How will you make it on your own? This word is awfully big, girl this time you’re all alone. But it’s time you started living, it’s time you let someone else do some giving.
I just went through a break up. A real one. Not one of those puppy love relationships that end because Billy Joe was holding hands with Susie so and so in Geometry. I looked at my life, and I decided it was time to move the hell out, and on. I packed my car up to the ceiling, leaving a little room for my dog; and leaving my other two dogs, my coffee, maker, my blender, and other odd things behind. I drove 897 miles back to my hometown.
My hometown was a place I never wanted to see again, full of faces I never wanted to remember. This was a hard transition for me.

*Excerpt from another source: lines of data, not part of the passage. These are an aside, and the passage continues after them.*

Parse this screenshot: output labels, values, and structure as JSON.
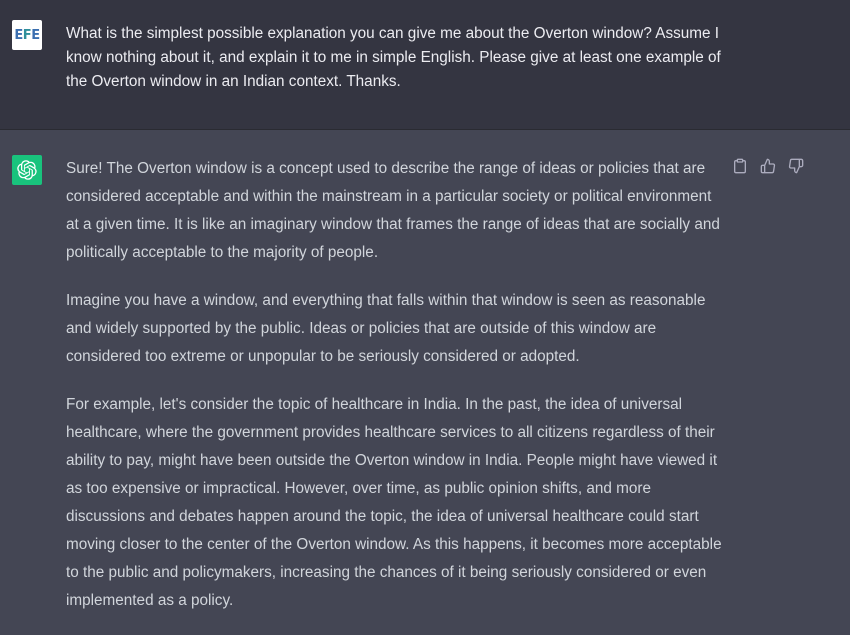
{
  "user_message": {
    "avatar": {
      "letters": [
        "E",
        "F",
        "E"
      ]
    },
    "text": "What is the simplest possible explanation you can give me about the Overton window? Assume I know nothing about it, and explain it to me in simple English. Please give at least one example of the Overton window in an Indian context. Thanks."
  },
  "assistant_message": {
    "avatar_icon": "openai-logo-icon",
    "paragraphs": [
      "Sure! The Overton window is a concept used to describe the range of ideas or policies that are considered acceptable and within the mainstream in a particular society or political environment at a given time. It is like an imaginary window that frames the range of ideas that are socially and politically acceptable to the majority of people.",
      "Imagine you have a window, and everything that falls within that window is seen as reasonable and widely supported by the public. Ideas or policies that are outside of this window are considered too extreme or unpopular to be seriously considered or adopted.",
      "For example, let's consider the topic of healthcare in India. In the past, the idea of universal healthcare, where the government provides healthcare services to all citizens regardless of their ability to pay, might have been outside the Overton window in India. People might have viewed it as too expensive or impractical. However, over time, as public opinion shifts, and more discussions and debates happen around the topic, the idea of universal healthcare could start moving closer to the center of the Overton window. As this happens, it becomes more acceptable to the public and policymakers, increasing the chances of it being seriously considered or even implemented as a policy."
    ],
    "actions": [
      "copy-icon",
      "thumbs-up-icon",
      "thumbs-down-icon"
    ]
  },
  "colors": {
    "user_bg": "#343541",
    "assistant_bg": "#444654",
    "gpt_avatar": "#19c37d",
    "text": "#d1d5db"
  }
}
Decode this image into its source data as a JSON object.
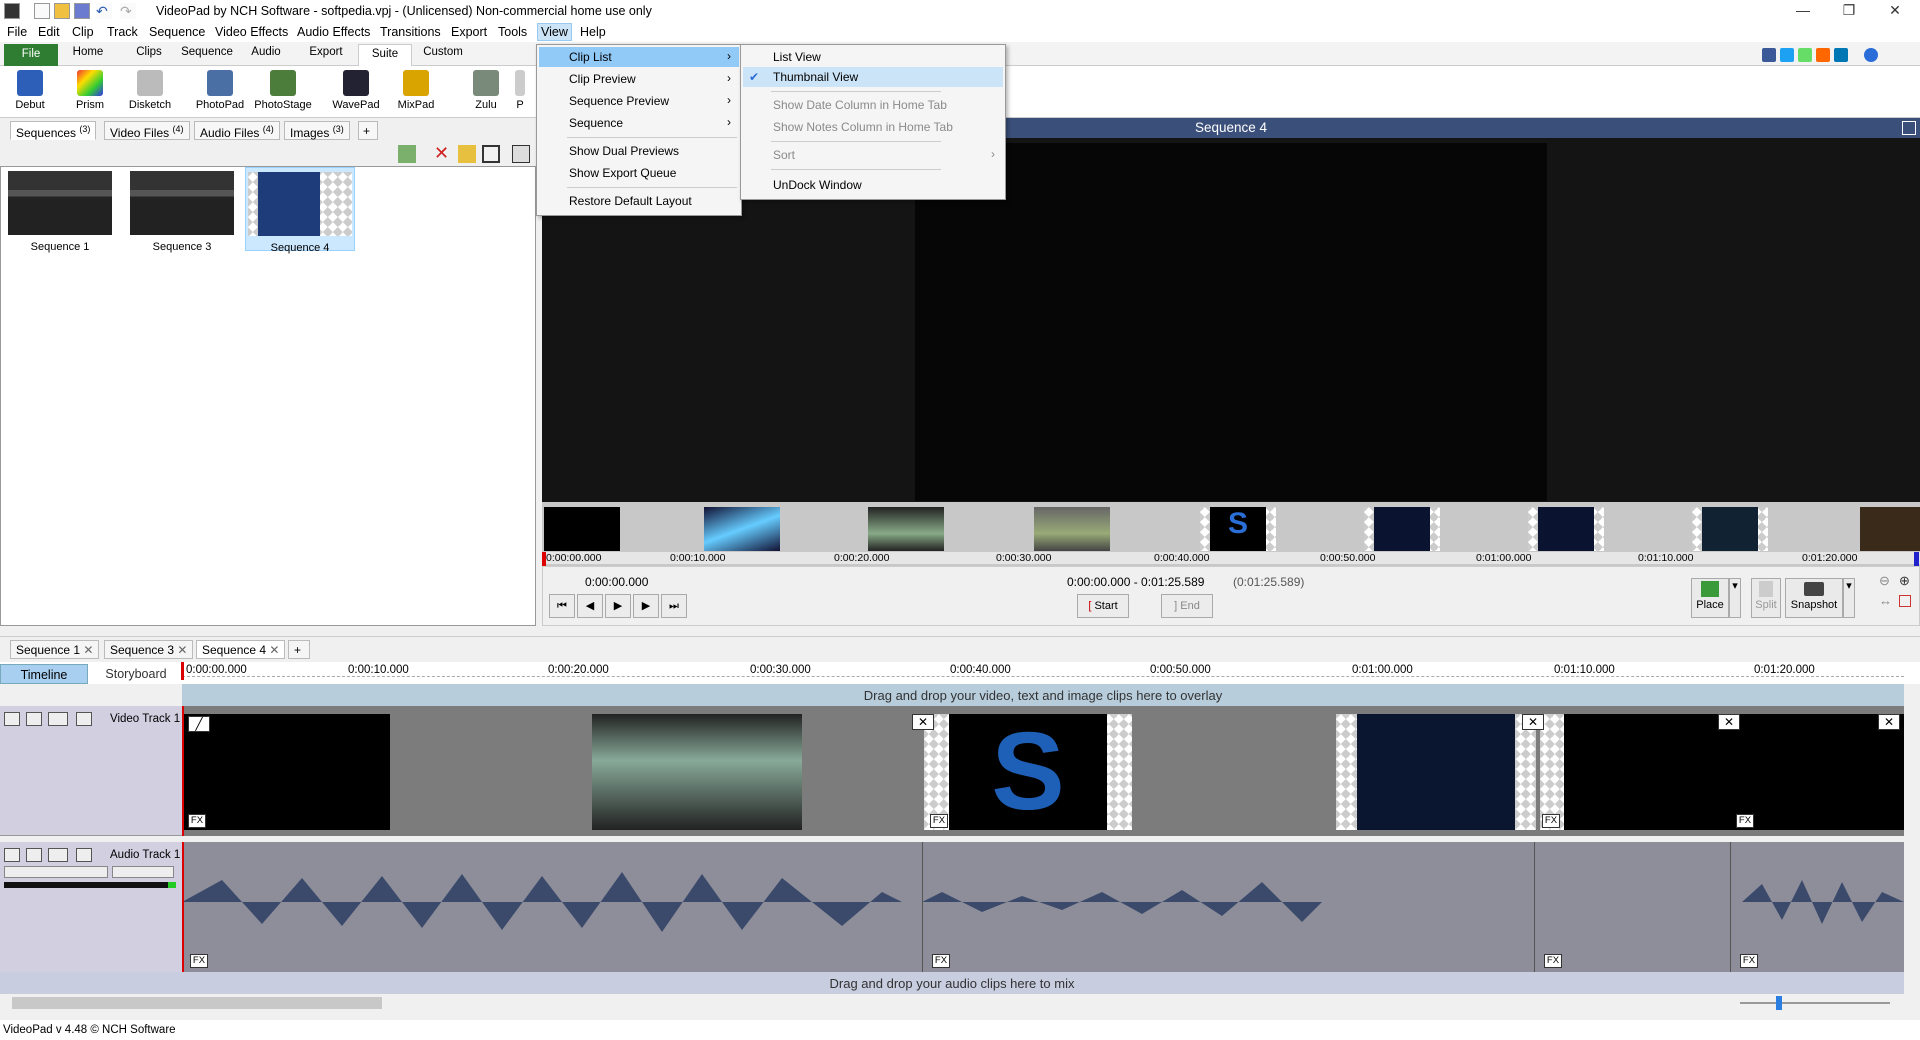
{
  "titlebar": {
    "title": "VideoPad by NCH Software - softpedia.vpj - (Unlicensed) Non-commercial home use only",
    "min": "—",
    "max": "❐",
    "close": "✕"
  },
  "menubar": [
    "File",
    "Edit",
    "Clip",
    "Track",
    "Sequence",
    "Video Effects",
    "Audio Effects",
    "Transitions",
    "Export",
    "Tools",
    "View",
    "Help"
  ],
  "ribbon_tabs": [
    "File",
    "Home",
    "Clips",
    "Sequence",
    "Audio",
    "Export",
    "Suite",
    "Custom"
  ],
  "ribbon_buttons": [
    "Debut",
    "Prism",
    "Disketch",
    "PhotoPad",
    "PhotoStage",
    "WavePad",
    "MixPad",
    "Zulu",
    "P"
  ],
  "bin_tabs": [
    {
      "label": "Sequences",
      "count": "(3)"
    },
    {
      "label": "Video Files",
      "count": "(4)"
    },
    {
      "label": "Audio Files",
      "count": "(4)"
    },
    {
      "label": "Images",
      "count": "(3)"
    },
    {
      "label": "+",
      "count": ""
    }
  ],
  "bin_items": [
    "Sequence 1",
    "Sequence 3",
    "Sequence 4"
  ],
  "preview": {
    "title": "Sequence 4"
  },
  "filmstrip_times": [
    "0:00:00.000",
    "0:00:10.000",
    "0:00:20.000",
    "0:00:30.000",
    "0:00:40.000",
    "0:00:50.000",
    "0:01:00.000",
    "0:01:10.000",
    "0:01:20.000"
  ],
  "transport": {
    "position": "0:00:00.000",
    "range": "0:00:00.000 - 0:01:25.589",
    "duration": "(0:01:25.589)",
    "start": "Start",
    "end": "End",
    "place": "Place",
    "split": "Split",
    "snapshot": "Snapshot"
  },
  "seq_tabs": [
    "Sequence 1",
    "Sequence 3",
    "Sequence 4",
    "+"
  ],
  "timeline": {
    "timeline_btn": "Timeline",
    "storyboard_btn": "Storyboard",
    "ticks": [
      "0:00:00.000",
      "0:00:10.000",
      "0:00:20.000",
      "0:00:30.000",
      "0:00:40.000",
      "0:00:50.000",
      "0:01:00.000",
      "0:01:10.000",
      "0:01:20.000"
    ],
    "overlay_text": "Drag and drop your video, text and image clips here to overlay",
    "video_track": "Video Track 1",
    "audio_track": "Audio Track 1",
    "audio_drop": "Drag and drop your audio clips here to mix",
    "fx": "FX"
  },
  "view_menu": {
    "items": [
      "Clip List",
      "Clip Preview",
      "Sequence Preview",
      "Sequence",
      "Show Dual Previews",
      "Show Export Queue",
      "Restore Default Layout"
    ],
    "arrow": "›"
  },
  "clip_list_submenu": {
    "items": [
      "List View",
      "Thumbnail View",
      "Show Date Column in Home Tab",
      "Show Notes Column in Home Tab",
      "Sort",
      "UnDock Window"
    ],
    "check": "✔"
  },
  "status": "VideoPad v 4.48 © NCH Software",
  "colors": {
    "accent": "#2e7d32",
    "preview_header": "#3a4f7a",
    "selection": "#91c9f7",
    "waveform": "#3b4a6b"
  }
}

But I had my ego on a pedestal, and nothing could bring me down.
Of course, I had my friends. Of these friends one (whom I’ve known since kindergarten)was very excited that I was moving back home. He was overly concerned about how I was feeling, and how I would react to being home. He was my rock. After returning home, he took me out to have a few drinks, he came over a few times, and I went to his house once a week. Next thing I know we’re “seeing each other”. This came as a shock to me. I hadn’t wanted to get into anything so soon, and especially not with someone so close to me.
After about a week or two, getting him to come over when I wanted to see him was harder than having him come over when he felt like it. This “fling” was approximately 23 days in when I confessed, with the push of many too many, that I had found feelings for him. And one week later, on day 30, he called it off. He lost interest when I gained it. I watched my ego fall of it’s pedestal and fall flat on it’s face.
Though, I hate to admit it, I was vulnerable. And I can’t tell if I really did feel REAL feelings for him or not.
In one month and 19 days I went through a real break up, a move, and an ego bruise (which included losing a great friend).
And instead of all this mayhem leaving me with a heavy heart, I am empowered by it all.